Jeśli jesteś jednym z tych, którzy mają poukładane wszystko na tip-top, to gratuluję. Podziel się ze mną swoją historią. Chętnie poznam historie ludzi, którym udało się ułożyć wszystko w perfekcyjną całość. Taką podczas której nie odczuwają zmęczenia, zwykłego niewyspania, chronicznego niewyspania, niechęci  i tym podobnych przymiotów wiecznego braku czasu.

Mam tę moc.

Wiem też, że da się stworzyć domowe mechanizmy, dzięki którym zyskujemy trochę czasu. Na przykład z dziadkami, wujkami i babciami, możemy zbudować sieć powiązań rodzinnych, dzięki którym rodzic ma więcej czasu na zajęcie się na przykład obowiązkami zawodowymi. Ale to jest trudna sztuka i wypracowuje się ją zazwyczaj latami. Niektórym nie jest dana, bo mają rodzinę rozrzuconą po całej Polsce. A ostatnio coraz częściej rodzina jest rozrzucona po całym świecie. Dobra współpraca w rodzinie, może dać wszystkim stronom coś dobrego. Na pewno może dać czas na ogarnięcie spraw i dogonienie własnego kalendarza.

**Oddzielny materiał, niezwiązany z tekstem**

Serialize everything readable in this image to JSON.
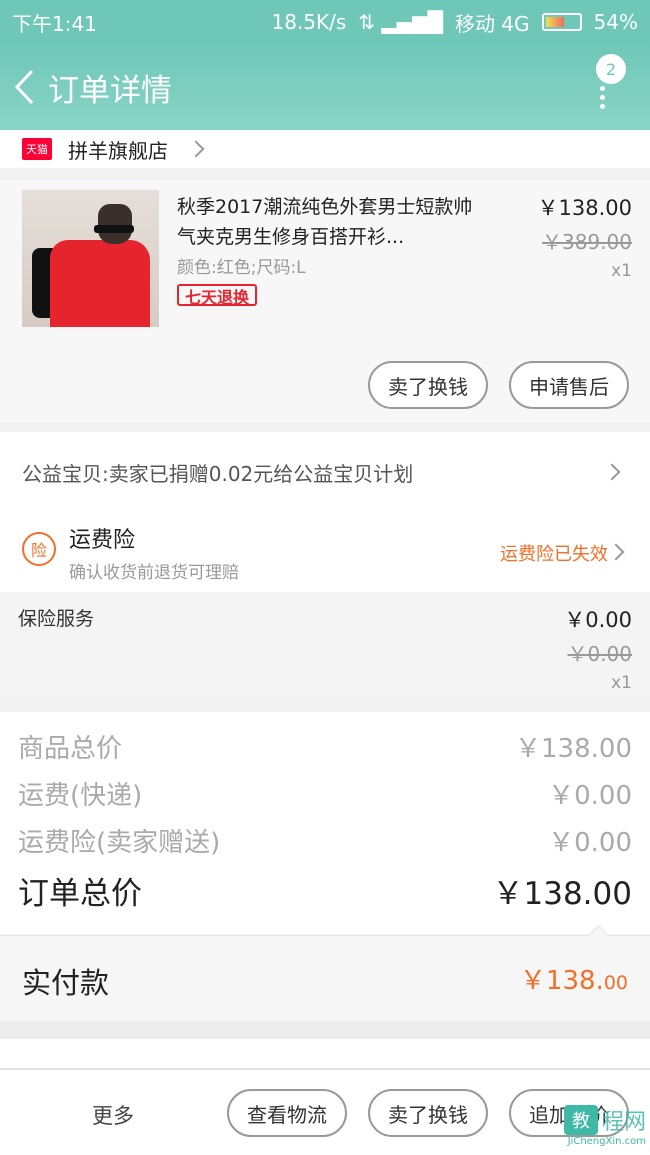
{
  "status_bar": {
    "time": "下午1:41",
    "net_speed": "18.5K/s",
    "carrier": "移动 4G",
    "battery": "54%"
  },
  "nav": {
    "title": "订单详情",
    "badge": "2"
  },
  "store": {
    "platform_icon": "天猫",
    "name": "拼羊旗舰店"
  },
  "product": {
    "title": "秋季2017潮流纯色外套男士短款帅气夹克男生修身百搭开衫...",
    "spec": "颜色:红色;尺码:L",
    "tag": "七天退换",
    "price": "￥138.00",
    "original_price": "￥389.00",
    "quantity": "x1",
    "sell_btn": "卖了换钱",
    "aftersale_btn": "申请售后"
  },
  "charity": {
    "text": "公益宝贝:卖家已捐赠0.02元给公益宝贝计划"
  },
  "insurance": {
    "icon": "险",
    "title": "运费险",
    "subtitle": "确认收货前退货可理赔",
    "status": "运费险已失效"
  },
  "service": {
    "label": "保险服务",
    "price": "￥0.00",
    "original_price": "￥0.00",
    "quantity": "x1"
  },
  "summary": {
    "goods_label": "商品总价",
    "goods_value": "￥138.00",
    "shipping_label": "运费(快递)",
    "shipping_value": "￥0.00",
    "insurance_label": "运费险(卖家赠送)",
    "insurance_value": "￥0.00",
    "total_label": "订单总价",
    "total_value": "￥138.00"
  },
  "paid": {
    "label": "实付款",
    "amount_main": "￥138.",
    "amount_decimal": "00"
  },
  "bottom": {
    "more": "更多",
    "logistics_btn": "查看物流",
    "sell_btn": "卖了换钱",
    "review_btn": "追加评价"
  },
  "watermark": {
    "badge": "教",
    "text": "程网",
    "url": "JiChengXin.com"
  },
  "colors": {
    "header": "#6fc7b7",
    "accent_orange": "#f36f27",
    "tmall_red": "#ff0036"
  }
}
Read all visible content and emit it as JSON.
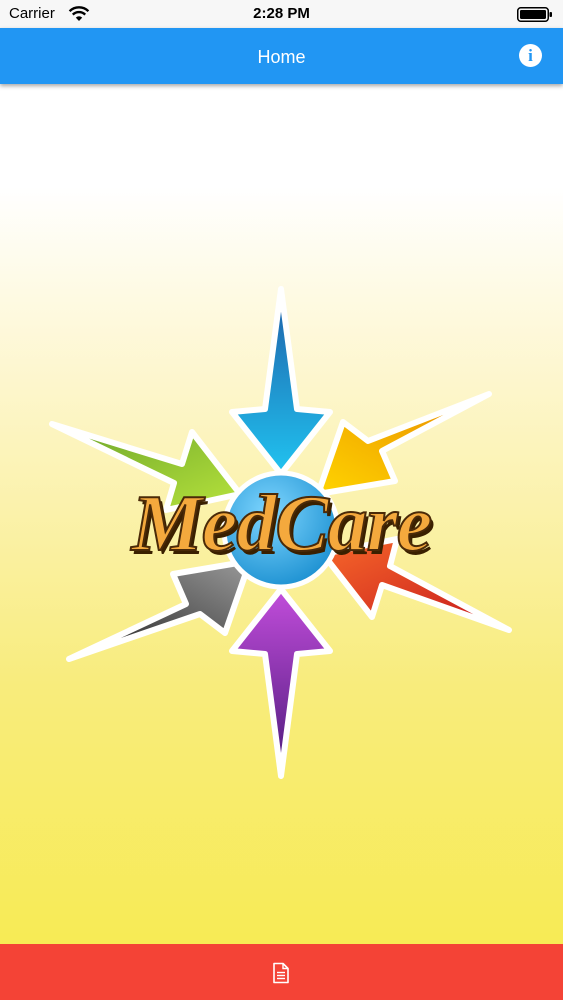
{
  "status_bar": {
    "carrier": "Carrier",
    "time": "2:28 PM",
    "wifi_icon": "wifi-icon",
    "battery_icon": "battery-icon"
  },
  "nav": {
    "title": "Home",
    "info_glyph": "i",
    "info_icon": "info-icon"
  },
  "logo": {
    "text": "MedCare",
    "arrow_colors": {
      "top": "#1ab0e8",
      "upper_right": "#f5b200",
      "lower_right": "#e8401c",
      "bottom": "#9b3fc6",
      "lower_left": "#4a4a4a",
      "upper_left": "#8cc63f",
      "center": "#2aa3dc"
    }
  },
  "tab_bar": {
    "document_icon": "document-icon",
    "color": "#f44336"
  },
  "colors": {
    "nav_bar": "#2196f3",
    "text_fill": "#f4a93d"
  }
}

Tata w pracyTata w pracy Kamil Polny

Jest coś dla samodzielnych

Ale! Coś się zmienia. Jeśli jest się samotnym rodzicem lub jeśli drugi rodzic musi zabrać dzieci i załatwić coś w urzędzie – to tutaj widzę dobre zmiany, które zaszły. W urzędach pojawiły się kolorowe kąciki dla dzieci i jest czysto. Pewnie nie wszędzie, ale jednak. Nawet drobne lokale serwujące jedzenie miewają kąciki dla dzieci. Sporo knajp oferuje specjalne zestawy dla dzieciaków. Małe i poręczne. Niby nic, a pozwala zyskać parę dodatkowych minut.

Żeby ogarnąć więcej rzeczy na co dzień, można zacząć ogarniać tematy wspólnie z dziećmi. Zdarza mi się zabierać syna do biura. Mam tę przyjemność pracować w miejscu, w którym dzieci czują się dobrze i mają przestrzeń do zajęcia się sobą. Niestety nie na wszystkich to działa. Syn się cieszy ze wspólnej pracy – córka – tak jak widać.